Why the Opportunity Exists

The market’s negative reaction to recent product announcements created the current discount. Investors wanted more aggressive AI innovation, and Apple’s measured approach disappointed growth-focused traders. This sentiment-driven selloff may have created an attractive entry point for long-term investors who recognize Apple’s durable competitive advantages.

The stock’s 10% decline stands in stark contrast to its business fundamentals, which show a company still dominating premium consumer electronics with loyal customers unlikely to switch platforms. For investors willing to be patient while Apple develops its AI strategy, current prices offer compelling value.

Amazon.com Inc. (AMZN)

Market Cap: $2.3 trillion
2025 Performance: +2%

Amazon represents just 0.7% of Berkshire’s public stock holdings, making it a relatively small position. Yet the e-commerce and cloud computing giant has dramatically underperformed broader markets, gaining only 2% in 2025 while the S&P 500 has risen roughly 15% and the Nasdaq has surged approximately 18%.

The Underperformance Story

Amazon’s five-year stock performance reveals the extent of its market lagging. Shares have risen just 43% over the past five years while the S&P 500 and Nasdaq Composite have both more than doubled. This sustained underperformance stems from identifiable headwinds rather than business deterioration.

The company’s e-commerce operations, which still generate the majority of revenue, faced substantial challenges from pandemic-related supply chain disruptions and subsequent inflationary pressures. More recently, tariff policies have created additional cost pressures for the retail business.

The Forward Opportunity

Despite near-term challenges, Amazon remains one of the world’s strongest businesses with multiple growth drivers that may be underappreciated. Trading at roughly 33.5 times expected 2025 earnings, the valuation reflects growth expectations but appears reasonable given the company’s positioning.

The artificial intelligence opportunity for Amazon Web Services appears both acknowledged and underappreciated.
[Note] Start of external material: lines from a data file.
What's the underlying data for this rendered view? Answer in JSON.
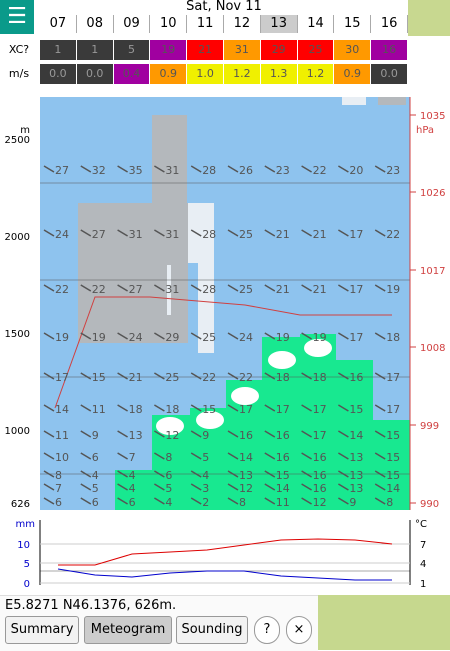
{
  "header": {
    "date": "Sat, Nov 11",
    "hours": [
      "07",
      "08",
      "09",
      "10",
      "11",
      "12",
      "13",
      "14",
      "15",
      "16"
    ],
    "selected_hour": "13"
  },
  "xc": {
    "label": "XC?",
    "values": [
      "1",
      "1",
      "5",
      "19",
      "21",
      "31",
      "29",
      "25",
      "30",
      "16"
    ],
    "colors": [
      "#3a3a3a",
      "#3a3a3a",
      "#3a3a3a",
      "#a000a0",
      "#ff0000",
      "#ff9900",
      "#ff0000",
      "#ff0000",
      "#ff9900",
      "#a000a0"
    ]
  },
  "climb": {
    "label": "m/s",
    "values": [
      "0.0",
      "0.0",
      "0.4",
      "0.9",
      "1.0",
      "1.2",
      "1.3",
      "1.2",
      "0.9",
      "0.0"
    ],
    "colors": [
      "#3a3a3a",
      "#3a3a3a",
      "#a000a0",
      "#ff9900",
      "#f0f000",
      "#f0f000",
      "#f0f000",
      "#f0f000",
      "#ff9900",
      "#3a3a3a"
    ]
  },
  "altitude_axis": {
    "unit": "m",
    "ticks": [
      "2500",
      "2000",
      "1500",
      "1000",
      "626"
    ]
  },
  "pressure_axis": {
    "unit": "hPa",
    "ticks": [
      "1035",
      "1026",
      "1017",
      "1008",
      "999",
      "990"
    ]
  },
  "wind_rows": [
    [
      27,
      32,
      35,
      31,
      28,
      26,
      23,
      22,
      20,
      23
    ],
    [
      24,
      27,
      31,
      31,
      28,
      25,
      21,
      21,
      17,
      22
    ],
    [
      22,
      22,
      27,
      31,
      28,
      25,
      21,
      21,
      17,
      19
    ],
    [
      19,
      19,
      24,
      29,
      25,
      24,
      19,
      19,
      17,
      18
    ],
    [
      17,
      15,
      21,
      25,
      22,
      22,
      18,
      18,
      16,
      17
    ],
    [
      14,
      11,
      18,
      18,
      15,
      17,
      17,
      17,
      15,
      17
    ],
    [
      11,
      9,
      13,
      12,
      9,
      16,
      16,
      17,
      14,
      15
    ],
    [
      10,
      6,
      7,
      8,
      5,
      14,
      16,
      16,
      13,
      15
    ],
    [
      8,
      4,
      4,
      6,
      4,
      13,
      15,
      16,
      13,
      15
    ],
    [
      7,
      5,
      4,
      5,
      3,
      12,
      14,
      16,
      13,
      14
    ],
    [
      6,
      6,
      6,
      4,
      2,
      8,
      11,
      12,
      9,
      8
    ]
  ],
  "precip_axis": {
    "unit": "mm",
    "ticks": [
      "10",
      "5",
      "0"
    ]
  },
  "temp_axis": {
    "unit": "°C",
    "ticks": [
      "7",
      "4",
      "1"
    ]
  },
  "location": "E5.8271 N46.1376, 626m.",
  "buttons": [
    "Summary",
    "Meteogram",
    "Sounding",
    "?",
    "×"
  ]
}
While investors recognize AWS will benefit from AI infrastructure spending, the magnitude and duration of this tailwind may be underestimated. Cloud infrastructure demand for AI workloads could drive years of accelerated AWS growth.

Perhaps more importantly, the market seems largely overlooking how AI and robotics will transform Amazon’s e-commerce margin profile. Automation in warehouses and logistics, AI-powered inventory management, and robotic delivery systems should dramatically improve operating leverage in the retail business over time.

Risk Considerations

Amazon’s growth-dependent valuation means the stock remains vulnerable to multiple compression if growth disappoints. Tariff headwinds could persist longer than anticipated, pressuring retail margins. Competition in both e-commerce and cloud computing continues intensifying, requiring sustained innovation and capital investment.

Portfolio Perspective

Both stocks share similar characteristics: market leadership positions, temporary underperformance creating discounts, and long-term growth drivers that may be underappreciated. The contrarian opportunity exists precisely because these stocks have disappointed in 2025 while broader markets rallied.

For investors comfortable with Berkshire Hathaway’s investment philosophy of buying quality businesses at reasonable prices, these two holdings offer exposure to dominant franchises trading below their recent peaks. The key question is whether current headwinds represent temporary challenges or structural deterioration.

The evidence suggests temporary factors. Apple’s ecosystem remains as strong as ever, even if AI development is proceeding more slowly than investors wanted. Amazon’s fundamental businesses in e-commerce and cloud computing continue growing, even if stock performance hasn’t reflected that growth.

Investors seeking to follow Buffett’s approach might view these underperforming holdings as opportunities rather than warnings. When quality businesses trade at discounts due to sentiment rather than fundamentals, patient capital often gets rewarded.